Brainstem preparations incubated in recombinant proteins to tTLLs generate mature BDNF and expression of BDNF during conditioning is inhibited by anti-tTLL siRNA. A, Western blot analysis was performed for BDNF expression in untreated (naive) and conditioned (C2) preparations and those incubated in recombinant proteins to tTLLs or tTLLc alone (1 μg/ml) for the same time period (the equivalent of two sessions) without stimulation.
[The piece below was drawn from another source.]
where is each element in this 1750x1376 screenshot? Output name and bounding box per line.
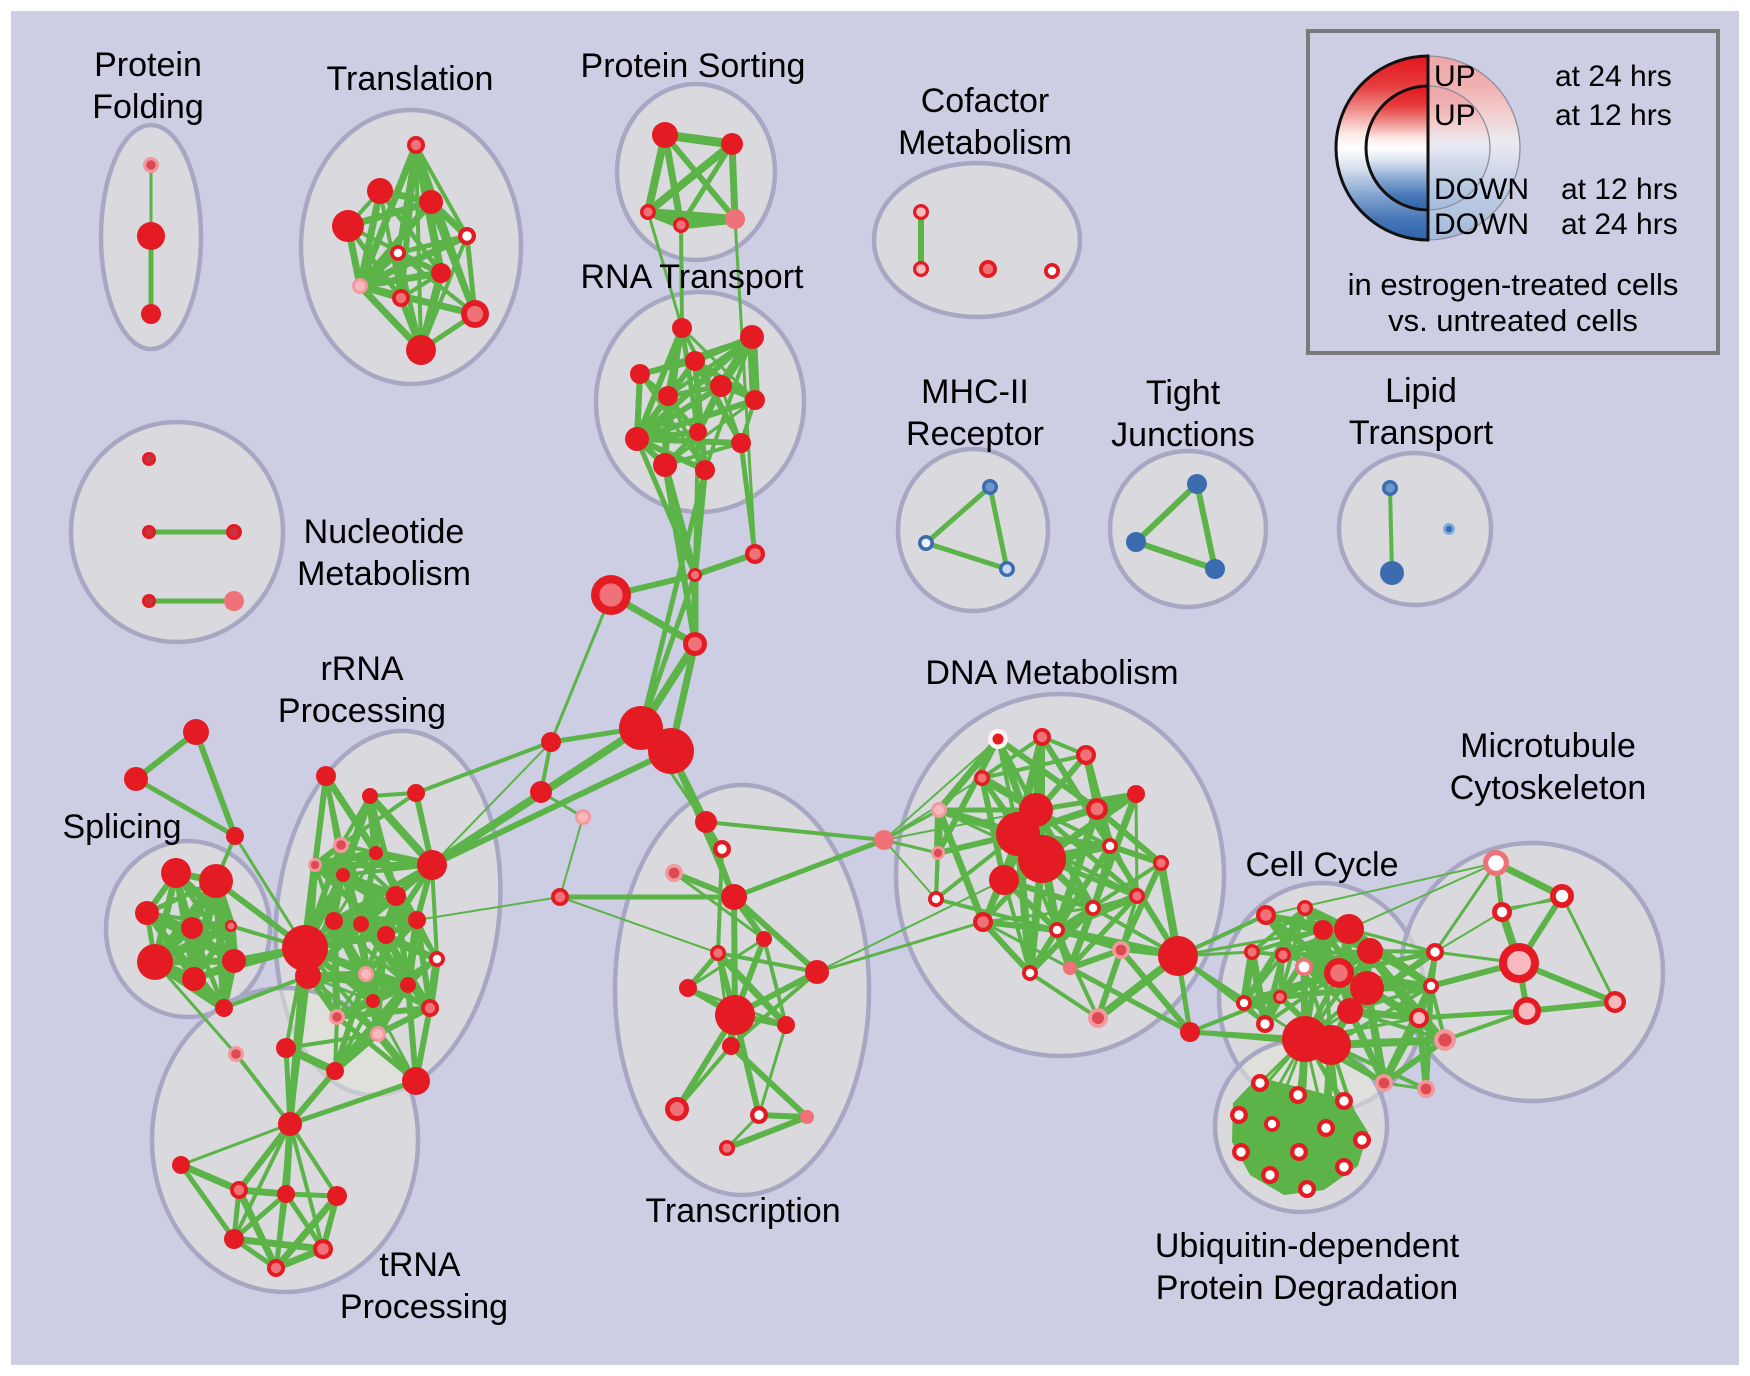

The results show that incubation in tTLLs recombinant protein generates significant levels of mature BDNF, whereas tTLLc does not. B, Analysis of BDNF expression in preparations that were incubated in anti-tTLL siRNA and underwent conditioning for two pairing sessions show significantly reduced levels of mature BDNF compared with conditioning.